The top 130 or so feet of superstructure on the Battleship Missouri is visible again — a lot of it in gleaming new gray paint — with the museum and memorial taking the wraps off a yearlong, $3.5 million renovation.
Until recently, scaffolding and barrier fabric obscured the decks, platforms and yardarms that jutted from levels O5 past O11 as part of the biggest repair and preservation effort since the “Mighty Mo” was dry-docked in 2009-10 for a $15.5 million paint job.
“Look at it. Doesn’t she look good?” said Jim Stone, a retired Navy captain who now is vice president of engineering and facilities for the USS Missouri Memorial Association. “I tell you, every one of us, all (140 to 150 staff) were just counting down the days to see her back in her original glory.”
The Iowa-class battleship fought in World War II, Korea and Operation Desert Storm, and was retired twice along the way. BB-63 was commissioned in 1944 and sailed into Pearl Harbor on Christmas Eve of that year.
The 887-foot battlewagon has been a nonprofit museum in Pearl Harbor since 1999. For all its grandeur, nearly three-quarters of a century after it was launched, the Missouri continues to show its age.
Gaping holes in quarter-inch steel decking and bulkheads had to be fixed. Some of the yardarms off the mast with lights and attachment points for lines and signal flags were severely rusted and were replaced.
About 17,000 pounds of rusted steel was replaced, 27,000 square feet of ship surfaces received abrasive blasting and 700-plus gallons of battleship gray paint were applied. This round of superstructure work was far more extensive than some of the upper-level work done previously, officials said.
The Missouri was the last commissioned battleship, and Gen. Douglas MacArthur and Adm. Chester Nimitz stood on its teak deck for Japan’s formal surrender on Sept. 2, 1945, in Tokyo Bay.
In Operation Desert Storm in early 1991, the Missouri launched 27 Tomahawk cruise missiles and hurled 305 16-inch shells from its huge deck guns at Iraqi forces.
‘Phenomenal’ geometry
The latest repair work, performed by Pacific Shipyards International, involved the tallest portions of the ship from the O5 level, five floors above the main deck, and up, including the forward fire control tower, forward stack and forward mast, which is characterized by “very irregular surfaces,” Stone said.
“Just lots of angles.

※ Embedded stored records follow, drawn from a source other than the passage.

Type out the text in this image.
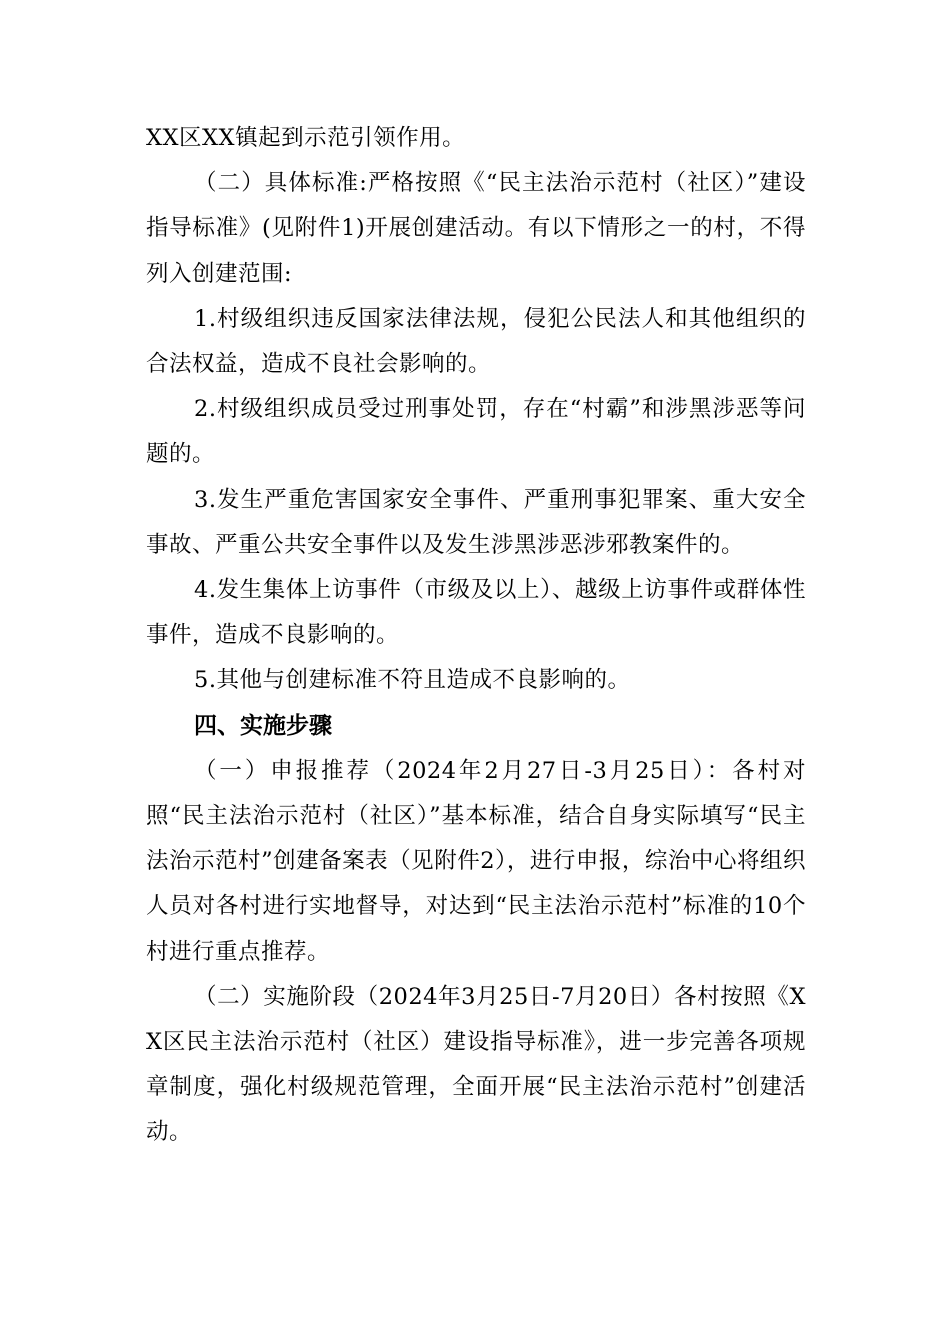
XX区XX镇起到示范引领作用。

（二）具体标准:严格按照《“民主法治示范村（社区）”建设指导标准》(见附件1)开展创建活动。有以下情形之一的村，不得列入创建范围:

1.村级组织违反国家法律法规，侵犯公民法人和其他组织的合法权益，造成不良社会影响的。

2.村级组织成员受过刑事处罚，存在“村霸”和涉黑涉恶等问题的。

3.发生严重危害国家安全事件、严重刑事犯罪案、重大安全事故、严重公共安全事件以及发生涉黑涉恶涉邪教案件的。

4.发生集体上访事件（市级及以上）、越级上访事件或群体性事件，造成不良影响的。

5.其他与创建标准不符且造成不良影响的。

四、实施步骤

（一）申报推荐（2024年2月27日-3月25日）：各村对照“民主法治示范村（社区）”基本标准，结合自身实际填写“民主法治示范村”创建备案表（见附件2），进行申报，综治中心将组织人员对各村进行实地督导，对达到“民主法治示范村”标准的10个村进行重点推荐。

（二）实施阶段（2024年3月25日-7月20日）各村按照《XX区民主法治示范村（社区）建设指导标准》，进一步完善各项规章制度，强化村级规范管理，全面开展“民主法治示范村”创建活动。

The geometry is phenomenal up there,” said Stone, who was executive officer at Naval Station Pearl Harbor in 2002-03.
While Pacific Shipyards worked on O5 and above, Missouri staffers took the opportunity to work on deck O4.
The O5-level open bridge with a fire control director for the Missouri’s 5-inch guns is the highest point visitors could access. The O4 level holds the navigation bridge with a glass-windowed pilothouse.
Behind the pilothouse is a conning tower used when sailors went to battle stations. The room has massive cast steel walls 17.3 inches thick, bank vault-like doors, and horizontal slits in the armor through which crew would scan for the enemy.
“Everything up here has been repainted. The floor has been redone,” said Meghan Rathbun, an archival assistant with the battleship.
A new, 6 1/2-minute recording plays on Level O4 that replicates some of what would have been heard over the intercom as the battleship pulled into Pearl Harbor in 1991 for the 50th anniversary of the Dec. 7, 1941 attack — its last operational mission.
A competition was held among Pearl Harbor sailors to add in a recording of a boatswain’s mate pipe that would have been used to render honors to the sunken USS Arizona and its crew.
The O4 and O5 decks have been closed to the public during the evening restoration work — which saw the rest of the ship remain open to visitors. Both decks are expected to reopen soon, Stone said.
The Missouri Memorial Association’s goal is to restore the battleship to its appearance at the 50th anniversary of Pearl Harbor in 1991. As part of the effort, replicas of two SLQ-32 electronic warfare antennas, as well as a 10-foot-diameter radome involved in the operation of a remotely piloted aircraft, were added to the superstructure. The equipment was part of the Missouri before its decommissioning in 1992.
The World War II battleship also saw the addition of other weaponry for its much later life and missions, including RGM-84 Harpoon anti-ship missiles, BGM-109 Tomahawk cruise missiles and Phalanx Close In Weapon System Gatling guns.